Today Christian families are often also military families but at the beginnings of our religion that was definitely not the case. Up until about the time Constantine made Christianity a State religion (about 350 CE) to be a Christian meant you refused military service. Of course Augustine in the fifth century disavowed this belief and put forth the first rationalization of a “just war”. After that this belief, like so many others, was all but thrown out the window by many future church leaders.
Here is a story by Diana Butler Bass from her book A People’s History of Christianity: The Other Side of the Story —
Martin of Tours (ca. 316–397) was born into a pagan family, but as a young man he expressed interest in Christianity. His father, however, was appalled by the religion and forced Martin to join the Roman army. While he served as a soldier, Martin’s curiosity about Christianity grew, as did his strong sense of morality, until he became a catechumen. The cloak episode supposedly occurred when he was still an inquirer. The cloak is most likely the stuff of pious legend, a story told to make a point. But the point was clear: Martin was devout, even before baptism, and followed the way of hospitality and sharing. When he was baptized, Martin demonstrated yet another early Christian practice by asking to be released from the army. “I am Christ’s soldier,” he maintained; “I am not allowed to fight.” Martin was not a conscientious objector in the modern sense; he was merely stating early Christian practice.
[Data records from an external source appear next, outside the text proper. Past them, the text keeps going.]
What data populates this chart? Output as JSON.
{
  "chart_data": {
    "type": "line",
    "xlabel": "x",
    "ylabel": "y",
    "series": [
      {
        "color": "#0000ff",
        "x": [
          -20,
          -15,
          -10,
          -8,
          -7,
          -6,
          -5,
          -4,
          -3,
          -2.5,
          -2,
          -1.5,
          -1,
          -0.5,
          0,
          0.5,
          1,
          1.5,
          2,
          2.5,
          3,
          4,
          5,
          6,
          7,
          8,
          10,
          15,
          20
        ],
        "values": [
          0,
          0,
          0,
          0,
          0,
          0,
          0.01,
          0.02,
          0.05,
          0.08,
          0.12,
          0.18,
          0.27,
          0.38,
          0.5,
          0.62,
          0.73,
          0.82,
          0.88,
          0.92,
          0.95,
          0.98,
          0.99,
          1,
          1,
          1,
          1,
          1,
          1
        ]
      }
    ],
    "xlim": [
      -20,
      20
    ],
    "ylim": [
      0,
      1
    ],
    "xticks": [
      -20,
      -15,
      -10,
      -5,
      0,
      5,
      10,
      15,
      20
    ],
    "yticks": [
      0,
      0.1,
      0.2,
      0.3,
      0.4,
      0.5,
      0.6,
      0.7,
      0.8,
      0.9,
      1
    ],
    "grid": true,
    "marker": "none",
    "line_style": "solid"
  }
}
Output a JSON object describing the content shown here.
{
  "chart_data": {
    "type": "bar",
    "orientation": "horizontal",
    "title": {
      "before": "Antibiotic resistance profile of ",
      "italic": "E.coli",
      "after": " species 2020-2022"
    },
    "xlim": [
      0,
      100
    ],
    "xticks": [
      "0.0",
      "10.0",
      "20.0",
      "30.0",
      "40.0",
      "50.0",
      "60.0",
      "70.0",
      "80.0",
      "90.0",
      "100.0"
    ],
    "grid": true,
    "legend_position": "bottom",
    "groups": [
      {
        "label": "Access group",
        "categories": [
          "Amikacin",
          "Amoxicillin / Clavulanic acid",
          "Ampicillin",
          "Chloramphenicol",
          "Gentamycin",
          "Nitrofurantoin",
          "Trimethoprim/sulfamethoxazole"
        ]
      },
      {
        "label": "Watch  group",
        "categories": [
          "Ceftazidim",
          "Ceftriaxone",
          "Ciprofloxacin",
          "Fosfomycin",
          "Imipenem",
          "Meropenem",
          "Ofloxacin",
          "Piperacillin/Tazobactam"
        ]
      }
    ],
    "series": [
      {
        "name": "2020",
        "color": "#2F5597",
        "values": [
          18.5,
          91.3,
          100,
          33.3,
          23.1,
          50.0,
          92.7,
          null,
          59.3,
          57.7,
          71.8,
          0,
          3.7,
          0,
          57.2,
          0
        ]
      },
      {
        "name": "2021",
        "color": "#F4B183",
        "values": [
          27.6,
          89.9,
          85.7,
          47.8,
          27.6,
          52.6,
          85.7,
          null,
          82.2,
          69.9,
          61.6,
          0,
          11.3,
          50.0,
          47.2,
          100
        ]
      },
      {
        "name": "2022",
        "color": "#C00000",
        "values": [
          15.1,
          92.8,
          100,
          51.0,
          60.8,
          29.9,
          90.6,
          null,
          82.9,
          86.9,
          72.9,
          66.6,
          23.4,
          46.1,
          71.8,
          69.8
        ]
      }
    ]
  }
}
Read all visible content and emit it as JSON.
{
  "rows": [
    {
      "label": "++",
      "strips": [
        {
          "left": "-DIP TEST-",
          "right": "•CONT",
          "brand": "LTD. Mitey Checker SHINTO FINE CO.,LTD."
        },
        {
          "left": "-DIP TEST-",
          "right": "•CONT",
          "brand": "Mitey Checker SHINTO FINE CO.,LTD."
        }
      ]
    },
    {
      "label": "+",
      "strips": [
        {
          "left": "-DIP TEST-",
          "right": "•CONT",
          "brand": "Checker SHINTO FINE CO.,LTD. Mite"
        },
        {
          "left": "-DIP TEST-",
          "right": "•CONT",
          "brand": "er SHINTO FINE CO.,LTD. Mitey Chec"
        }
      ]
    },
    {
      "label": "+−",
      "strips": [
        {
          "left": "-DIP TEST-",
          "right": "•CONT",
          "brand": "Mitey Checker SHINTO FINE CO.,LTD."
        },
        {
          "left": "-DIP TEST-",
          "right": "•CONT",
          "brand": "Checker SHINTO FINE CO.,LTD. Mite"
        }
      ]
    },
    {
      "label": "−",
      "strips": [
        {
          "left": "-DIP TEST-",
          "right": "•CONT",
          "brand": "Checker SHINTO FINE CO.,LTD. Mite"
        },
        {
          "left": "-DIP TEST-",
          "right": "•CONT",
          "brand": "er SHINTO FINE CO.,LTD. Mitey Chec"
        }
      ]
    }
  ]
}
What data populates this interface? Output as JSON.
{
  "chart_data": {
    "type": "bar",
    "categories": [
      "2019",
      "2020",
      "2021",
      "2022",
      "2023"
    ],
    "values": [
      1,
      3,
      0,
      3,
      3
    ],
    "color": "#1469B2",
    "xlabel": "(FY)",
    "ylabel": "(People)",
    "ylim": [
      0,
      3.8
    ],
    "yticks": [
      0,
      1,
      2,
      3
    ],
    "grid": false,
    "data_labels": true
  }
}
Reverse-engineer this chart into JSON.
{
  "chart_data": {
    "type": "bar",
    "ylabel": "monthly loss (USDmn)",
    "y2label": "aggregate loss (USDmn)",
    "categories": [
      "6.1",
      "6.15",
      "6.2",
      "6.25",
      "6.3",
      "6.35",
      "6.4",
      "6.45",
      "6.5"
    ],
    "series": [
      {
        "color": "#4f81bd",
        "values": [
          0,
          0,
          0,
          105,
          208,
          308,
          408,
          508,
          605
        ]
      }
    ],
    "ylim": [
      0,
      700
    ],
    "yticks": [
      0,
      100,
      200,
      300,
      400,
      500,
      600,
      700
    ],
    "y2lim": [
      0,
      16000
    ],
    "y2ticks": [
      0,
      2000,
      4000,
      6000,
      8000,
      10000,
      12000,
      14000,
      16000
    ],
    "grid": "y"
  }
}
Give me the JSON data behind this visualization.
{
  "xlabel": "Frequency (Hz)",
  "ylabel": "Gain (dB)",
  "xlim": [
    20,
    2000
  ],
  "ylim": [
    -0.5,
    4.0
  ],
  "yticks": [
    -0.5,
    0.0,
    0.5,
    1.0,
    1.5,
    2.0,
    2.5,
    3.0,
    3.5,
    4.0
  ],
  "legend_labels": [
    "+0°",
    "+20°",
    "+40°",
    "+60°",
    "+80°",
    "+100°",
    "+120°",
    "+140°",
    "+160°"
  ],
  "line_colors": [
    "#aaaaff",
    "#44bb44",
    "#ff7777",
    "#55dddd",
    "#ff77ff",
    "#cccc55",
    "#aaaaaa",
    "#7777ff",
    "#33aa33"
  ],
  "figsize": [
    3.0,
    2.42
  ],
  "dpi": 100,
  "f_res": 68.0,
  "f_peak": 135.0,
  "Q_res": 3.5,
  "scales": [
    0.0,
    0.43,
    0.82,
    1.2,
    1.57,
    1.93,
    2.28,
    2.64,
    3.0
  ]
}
Before theologians Ambrose and Augustine in later decades made a case for just war, Christians were not allowed to fight. No record exists that Christians served in the Roman army before the year 170. The strong consensus of the early church teachers was that war meant killing, killing was murder, and murder was wrong. In the third century Cyprian of Carthage noted, “The world is going mad in mutual bloodshed. And murder, which is considered a crime when people commit it singly, is transformed into a virtue when they do it en masse.” Justin Martyr, Irenaeus, Hippolytus, Tertullian, and Origen all specifically condemned participation in war. “The Christian fathers of the first three centuries,” states theologian Lisa Sowle Cahill, “were generally adamant that discipleship requires close adherence to the nonviolent and countercultural example of Jesus’s own life and his sayings about the nature of the kingdom.”
About the only current day Christian denomination to continue following this practice is the Quakers and lately even they have been lax in forwarding this principle. There are even some churches today that put a sword in Jesus’ hands and proudly announce that he will kill our enemies. That brings back dreadful thoughts of the Crusades where millions were killed in the name of Jesus. I think Jesus is totally shocked by all of this.
I think the words of Cyprian are as applicable today as they were eighteen hundred years ago when he wrote them:
“The world is going mad in mutual bloodshed. And murder, which is considered a crime when people commit it singly, is transformed into a virtue when they do it en masse.”